Tuesday 22 November 2011

Learning from experience in Hackney

Reading the extract (published in the Guardian) from Steve Goodman’s and Isabelle Trowler’s new book on “reclaiming social work”, it is hard not to be impressed by the work that has been undertaken in Hackney. And it is hard not to agree with the ideas and principles under-pinning it.

In particular I like their analysis. They write of recent trends in children’s social work:
“With greater reliance on a procedural approach to professional practice, and ICT systems' solutions, a workforce often incapable of professional, creative and independent thinking had emerged.”
That is spot-on and neatly summarises the impact of policy over at least two decades.

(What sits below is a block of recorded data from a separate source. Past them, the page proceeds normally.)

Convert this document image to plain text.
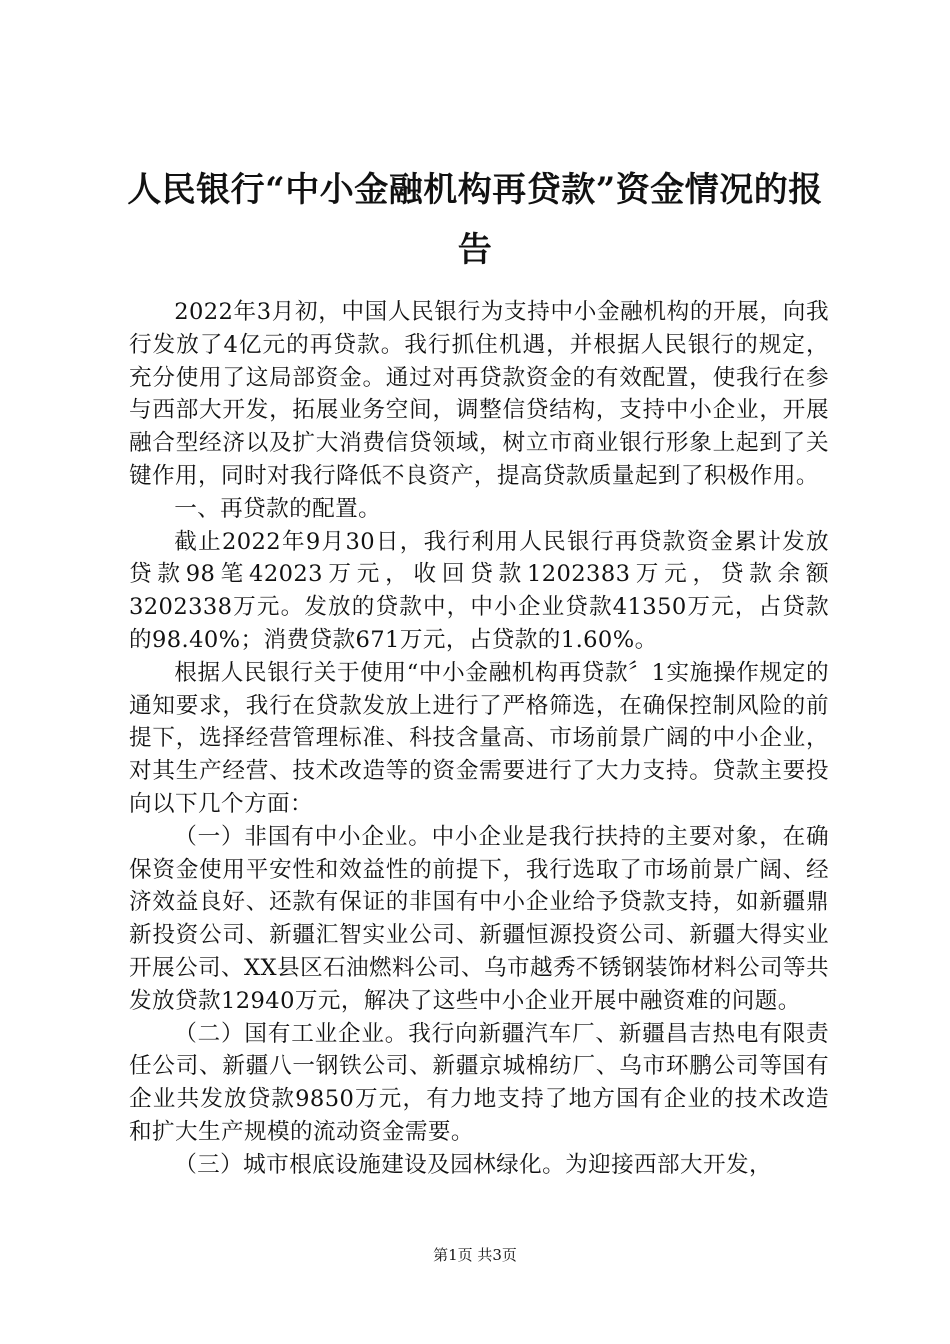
人民银行“中小金融机构再贷款”资金情况的报告

2022年3月初，中国人民银行为支持中小金融机构的开展，向我行发放了4亿元的再贷款。我行抓住机遇，并根据人民银行的规定，充分使用了这局部资金。通过对再贷款资金的有效配置，使我行在参与西部大开发，拓展业务空间，调整信贷结构，支持中小企业，开展融合型经济以及扩大消费信贷领域，树立市商业银行形象上起到了关键作用，同时对我行降低不良资产，提高贷款质量起到了积极作用。

一、再贷款的配置。

截止2022年9月30日，我行利用人民银行再贷款资金累计发放贷款98笔42023万元，收回贷款1202383万元，贷款余额3202338万元。发放的贷款中，中小企业贷款41350万元，占贷款的98.40%；消费贷款671万元，占贷款的1.60%。

根据人民银行关于使用“中小金融机构再贷款〞1实施操作规定的通知要求，我行在贷款发放上进行了严格筛选，在确保控制风险的前提下，选择经营管理标准、科技含量高、市场前景广阔的中小企业，对其生产经营、技术改造等的资金需要进行了大力支持。贷款主要投向以下几个方面：

（一）非国有中小企业。中小企业是我行扶持的主要对象，在确保资金使用平安性和效益性的前提下，我行选取了市场前景广阔、经济效益良好、还款有保证的非国有中小企业给予贷款支持，如新疆鼎新投资公司、新疆汇智实业公司、新疆恒源投资公司、新疆大得实业开展公司、XX县区石油燃料公司、乌市越秀不锈钢装饰材料公司等共发放贷款12940万元，解决了这些中小企业开展中融资难的问题。

（二）国有工业企业。我行向新疆汽车厂、新疆昌吉热电有限责任公司、新疆八一钢铁公司、新疆京城棉纺厂、乌市环鹏公司等国有企业共发放贷款9850万元，有力地支持了地方国有企业的技术改造和扩大生产规模的流动资金需要。

（三）城市根底设施建设及园林绿化。为迎接西部大开发，

第1页 共3页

The other thing that really interested me in this extract was the phrase they use – “slowing down to speed up”. By that they mean doing the job thoroughly in the first place, by using a range of professional skills. This is in contrast to just accepting the presenting problem and following the procedures. For example, instead of just accepting a difficult adolescent into care, skilled clinical practitioners are used, early in the intervention, to work with the child and her or his family with a view to achieving a solution. The result, claim Goodman and Trowler, is far fewer children coming into care.

It strikes me that this is very similar to the quality management maxim “get it right first time” and the views of the quality guru Philip Crosby that “quality is free”. 

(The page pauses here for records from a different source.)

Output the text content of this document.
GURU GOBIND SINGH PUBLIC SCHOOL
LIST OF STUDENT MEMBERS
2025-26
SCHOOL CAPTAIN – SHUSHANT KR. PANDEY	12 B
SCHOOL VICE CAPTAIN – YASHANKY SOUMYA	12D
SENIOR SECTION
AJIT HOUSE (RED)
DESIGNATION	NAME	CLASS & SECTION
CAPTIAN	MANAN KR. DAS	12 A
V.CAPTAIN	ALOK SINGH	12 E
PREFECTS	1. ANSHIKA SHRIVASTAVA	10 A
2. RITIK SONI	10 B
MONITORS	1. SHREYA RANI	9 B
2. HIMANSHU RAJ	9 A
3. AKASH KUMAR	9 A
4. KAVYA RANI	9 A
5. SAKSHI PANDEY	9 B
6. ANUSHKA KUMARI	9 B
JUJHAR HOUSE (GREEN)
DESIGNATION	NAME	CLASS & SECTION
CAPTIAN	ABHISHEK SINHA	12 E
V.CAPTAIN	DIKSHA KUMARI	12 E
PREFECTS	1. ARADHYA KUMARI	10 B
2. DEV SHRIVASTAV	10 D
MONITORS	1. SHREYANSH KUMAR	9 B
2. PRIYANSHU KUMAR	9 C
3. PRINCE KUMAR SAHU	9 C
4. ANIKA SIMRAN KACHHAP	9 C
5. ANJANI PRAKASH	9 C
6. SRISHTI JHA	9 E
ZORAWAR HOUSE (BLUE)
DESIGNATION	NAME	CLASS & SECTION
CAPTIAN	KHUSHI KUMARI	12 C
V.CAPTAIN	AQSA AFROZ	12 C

Crosby argues that the cost of poor quality can be very high, involving extensive rework or even replacement. Another major cost is the loss of confidence by customers or service-users. So spending more up-front to improve quality can reduce the subsequent costs of getting things wrong. And that can result in total costs actually falling over time.

I believe that a poor initial investigation of a child protection concern can have numerous costly consequences:
  1. repeat inquiries, conferences and meetings
  2. time spent in re-referring and receiving repeat referrals
  3. injuries to a child, which may otherwise have been prevented, possibly requiring treatment and hospitalisation
  4. criminal proceedings that might otherwise have been avoided
  5. avoidable reception of a child into care and the cost of fostering
  6. costs of civil court proceedings
  7. costs of complaints or holding internal inquiries and Serious Case Reviews
That list should be a big incentive to us all to look at ways in which doing it right first time can be achieved.

To return to Goodman's and Trowler's approach, there is only one thing that worries me. What seems to me distinctive about 'reclaiming social work' is that the thinking and analysis was done in Hackney where the reforms were subsequently implemented. Rolling out the approach elsewhere might work, but there is a danger that because the analytic thinking has happened elsewhere, managers may be simply looking for a quick fix, like so many of the initiatives that governments have foisted onto child protection in Britain over the years. So often major quality improvement programmes in organisations fail because those implementing them only see the solutions not the problems. Let's hope this does not happen in this case.